Post Partum Hemorrhage Clinical Trial
Official title:
The Efficacy and Safety of Preoperative Intravenous Tranexamic Acid Versus Sublingual Misoprostol in Reducing Blood Loss During and After Elective Cesarean Section Among High Risk Pregnant Cases.
The Efficacy and safety of Preoperative Intravenous Tranexamic acid versus Sublingual misoprostol in reducing blood loss during and after Elective Cesarean section among high risk pregnant cases.
The study will include (345) pregnant women attending for elective cesarean delivery in the
Kasr Elaini hospital (faculty of medicine - Cairo university).
All the patients will be subjected to informed written consent, full medical history,
clinical examination, obstetric ultrasonography, preoperative laboratory tests On the day of
the scheduled surgery, participants will be randomly and equally assigned into three groups.
Tranexamic group, Misoprostol group and oxytocin-only group (control group). Randomization
will be performed using computer-generated random numbers.
In Tranexamic group (n=115), patients will be given 1 gm (10 ml) Tranexamic acid (Kapron,
Amoun, Egypt) diluted in 20 ml of Glucose 5% (administered as intravenous infusion over 5
minutes, at least 15 minutes prior to skin incision).
In Misoprostol group (n=115), 400 microgram misoprostol (2 tablets - Cytotec, Pfizer, G.D.
Searle LLC) will be administered sublingually by the patients immediately before starting
skin incision.
Following the delivery of the baby, patients in both Tranexamic and Misoprostol groups will
additionally receive an intravenous bolus of 5 IU oxytocin (Syntocinon, Novartis, Basel,
Switzerland) and 20 IU oxytocin in 500 mL lactated Ringer's solution (infused at a rate of
125 mL/h).
In oxytocin-only group (n=115), patients will receive an intravenous bolus of 5 IU oxytocin
(Syntocinon, Novartis, Basel, Switzerland) and 20 IU oxytocin in 500 mL lactated Ringer's
solution (infused at a rate of 125 mL/h) following the delivery of the baby.
All cesarean sections will be done under spinal anesthesia by the following operative steps:
pfannenstiel incision, transverse lower uterine segment incision, immediate cord clamping (<
30 seconds) and the placenta will be removed by controlled cord traction after its
spontaneous separation, closure of uterus in 2 layers, closure of anterior abdominal wall in
anatomical manner (adequate hemostasis will be ensured in all operative steps).
The number and the difference of weight of operative towels (before and after CS) and amount
of blood in suction unit will be recorded.
Fluid monitoring will be performed through rate of infusion and urine output.
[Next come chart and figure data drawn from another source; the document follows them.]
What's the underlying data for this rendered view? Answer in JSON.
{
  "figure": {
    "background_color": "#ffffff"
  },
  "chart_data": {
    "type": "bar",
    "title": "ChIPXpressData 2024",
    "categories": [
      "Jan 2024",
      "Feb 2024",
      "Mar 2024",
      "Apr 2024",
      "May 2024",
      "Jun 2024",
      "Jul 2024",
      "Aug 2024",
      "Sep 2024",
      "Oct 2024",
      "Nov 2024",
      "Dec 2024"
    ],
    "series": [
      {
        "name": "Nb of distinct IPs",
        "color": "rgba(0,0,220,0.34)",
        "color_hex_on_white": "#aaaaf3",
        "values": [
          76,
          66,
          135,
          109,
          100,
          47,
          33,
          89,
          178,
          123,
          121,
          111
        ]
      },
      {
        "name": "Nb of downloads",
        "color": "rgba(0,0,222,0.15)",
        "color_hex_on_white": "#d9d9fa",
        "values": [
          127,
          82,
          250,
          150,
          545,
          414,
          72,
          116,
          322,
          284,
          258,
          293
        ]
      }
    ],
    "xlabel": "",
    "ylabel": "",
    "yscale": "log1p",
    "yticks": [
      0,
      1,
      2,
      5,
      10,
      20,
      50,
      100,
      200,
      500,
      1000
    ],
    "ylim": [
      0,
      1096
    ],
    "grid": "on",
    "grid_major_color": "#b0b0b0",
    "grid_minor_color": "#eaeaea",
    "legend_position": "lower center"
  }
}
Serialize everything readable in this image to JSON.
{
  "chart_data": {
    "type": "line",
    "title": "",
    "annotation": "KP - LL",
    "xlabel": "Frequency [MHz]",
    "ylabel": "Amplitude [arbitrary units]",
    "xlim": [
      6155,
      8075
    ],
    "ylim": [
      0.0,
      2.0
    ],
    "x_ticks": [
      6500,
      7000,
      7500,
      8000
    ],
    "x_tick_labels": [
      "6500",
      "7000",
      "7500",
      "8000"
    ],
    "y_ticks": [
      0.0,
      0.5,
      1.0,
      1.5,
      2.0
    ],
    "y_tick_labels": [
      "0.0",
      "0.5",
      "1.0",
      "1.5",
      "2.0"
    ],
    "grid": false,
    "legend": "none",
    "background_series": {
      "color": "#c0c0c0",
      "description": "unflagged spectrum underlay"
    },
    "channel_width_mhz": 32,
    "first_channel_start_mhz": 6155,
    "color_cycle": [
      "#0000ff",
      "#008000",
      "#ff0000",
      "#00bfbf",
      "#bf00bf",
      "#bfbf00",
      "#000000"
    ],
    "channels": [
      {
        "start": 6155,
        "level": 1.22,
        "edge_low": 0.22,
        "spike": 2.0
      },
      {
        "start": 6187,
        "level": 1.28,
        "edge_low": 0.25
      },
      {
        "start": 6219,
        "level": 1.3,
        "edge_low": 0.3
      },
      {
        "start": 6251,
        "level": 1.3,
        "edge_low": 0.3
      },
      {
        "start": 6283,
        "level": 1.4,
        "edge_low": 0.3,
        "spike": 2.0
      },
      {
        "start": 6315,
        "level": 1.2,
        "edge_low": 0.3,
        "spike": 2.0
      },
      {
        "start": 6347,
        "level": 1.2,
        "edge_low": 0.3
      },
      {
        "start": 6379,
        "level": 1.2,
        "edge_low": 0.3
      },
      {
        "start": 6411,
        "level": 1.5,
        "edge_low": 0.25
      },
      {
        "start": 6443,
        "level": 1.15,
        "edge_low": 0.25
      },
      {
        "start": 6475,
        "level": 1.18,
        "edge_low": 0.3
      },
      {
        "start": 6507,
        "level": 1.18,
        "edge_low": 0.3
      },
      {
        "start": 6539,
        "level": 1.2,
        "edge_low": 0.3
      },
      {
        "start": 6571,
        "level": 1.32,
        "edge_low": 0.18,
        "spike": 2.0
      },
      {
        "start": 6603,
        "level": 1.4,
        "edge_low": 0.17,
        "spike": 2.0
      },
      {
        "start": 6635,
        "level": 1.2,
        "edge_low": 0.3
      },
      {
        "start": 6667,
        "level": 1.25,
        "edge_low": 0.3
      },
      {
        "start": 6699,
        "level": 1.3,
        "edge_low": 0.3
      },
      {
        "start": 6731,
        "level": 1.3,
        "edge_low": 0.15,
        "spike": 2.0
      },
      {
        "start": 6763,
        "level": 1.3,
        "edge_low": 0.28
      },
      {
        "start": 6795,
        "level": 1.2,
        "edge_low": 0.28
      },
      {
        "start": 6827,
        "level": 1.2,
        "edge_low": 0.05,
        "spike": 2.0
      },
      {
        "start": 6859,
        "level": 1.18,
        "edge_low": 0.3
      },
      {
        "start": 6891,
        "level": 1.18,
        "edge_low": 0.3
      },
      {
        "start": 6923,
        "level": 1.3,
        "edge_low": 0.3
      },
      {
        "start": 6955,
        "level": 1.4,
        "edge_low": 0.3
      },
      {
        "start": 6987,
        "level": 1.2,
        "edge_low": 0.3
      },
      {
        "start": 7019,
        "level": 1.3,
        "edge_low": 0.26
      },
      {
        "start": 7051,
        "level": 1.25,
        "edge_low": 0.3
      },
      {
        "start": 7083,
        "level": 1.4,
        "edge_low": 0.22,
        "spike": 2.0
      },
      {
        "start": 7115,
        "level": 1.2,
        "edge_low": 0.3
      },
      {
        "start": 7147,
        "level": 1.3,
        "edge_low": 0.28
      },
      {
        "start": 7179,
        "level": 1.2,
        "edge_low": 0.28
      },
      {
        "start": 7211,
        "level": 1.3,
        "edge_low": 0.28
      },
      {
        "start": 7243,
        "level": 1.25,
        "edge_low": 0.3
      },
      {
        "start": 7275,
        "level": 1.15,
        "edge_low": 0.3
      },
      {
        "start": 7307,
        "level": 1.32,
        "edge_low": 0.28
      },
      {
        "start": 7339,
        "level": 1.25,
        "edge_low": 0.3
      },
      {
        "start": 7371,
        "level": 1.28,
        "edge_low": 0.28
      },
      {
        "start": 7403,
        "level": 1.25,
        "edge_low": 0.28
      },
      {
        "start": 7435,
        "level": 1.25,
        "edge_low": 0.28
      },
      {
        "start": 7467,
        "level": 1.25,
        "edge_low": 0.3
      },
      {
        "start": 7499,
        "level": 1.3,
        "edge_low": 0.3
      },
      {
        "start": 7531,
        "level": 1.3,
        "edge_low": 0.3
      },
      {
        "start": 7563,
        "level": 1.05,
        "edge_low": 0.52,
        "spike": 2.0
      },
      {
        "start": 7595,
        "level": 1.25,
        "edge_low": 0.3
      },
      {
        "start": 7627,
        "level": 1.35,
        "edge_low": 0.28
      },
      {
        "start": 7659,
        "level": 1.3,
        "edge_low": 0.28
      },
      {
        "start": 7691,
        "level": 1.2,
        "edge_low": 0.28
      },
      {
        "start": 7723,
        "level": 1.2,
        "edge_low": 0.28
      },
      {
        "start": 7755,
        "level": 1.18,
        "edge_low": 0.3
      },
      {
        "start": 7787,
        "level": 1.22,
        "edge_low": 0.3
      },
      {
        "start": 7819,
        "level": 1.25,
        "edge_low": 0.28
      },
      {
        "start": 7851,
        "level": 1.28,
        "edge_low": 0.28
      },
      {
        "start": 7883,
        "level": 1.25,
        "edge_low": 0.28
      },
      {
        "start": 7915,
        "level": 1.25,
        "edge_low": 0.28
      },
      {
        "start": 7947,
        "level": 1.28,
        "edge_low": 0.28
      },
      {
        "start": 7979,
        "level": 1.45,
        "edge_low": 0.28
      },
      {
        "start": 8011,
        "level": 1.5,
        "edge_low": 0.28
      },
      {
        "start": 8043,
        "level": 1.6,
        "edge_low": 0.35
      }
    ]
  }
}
A complete
blood count test will be performed 12 hours after delivery.
Estimated Blood Loss (EBL) will be evaluated as follows:
- The number of operative towels used.
- The difference of weight of operative towels (before and after cs) plus the amount of
blood in suction unit (we will calculate 1 gram of weight difference equal to 1 ml blood
loss).
- the following formula: EBL= EBV x [(Preoperative hematocrit- Postoperative hematocrit)/
Postoperative hematocrit] Where EBV is estimated blood volume of the patient in mL
(equals weight in kg × 85).
The time interval between drug administration and fetal delivery will be recorded together
with the neonatal outcome (APGAR at 1 and 5 minutes, NICU admission and neonatal death).
All patients will be followed up following the delivery as regard occurrence of primary
postpartum hemorrhage (within the first 24 hours), the need for blood transfusion (within the
first 24 hours), misoprostol-related side effects (in the first 6 hours) (i.e. shivering,
pyrexia >38 C, headache, nausea, vomiting with or without the need for antiemetic drugs) and
the occurrence of thromboembolic events (within one week of delivery).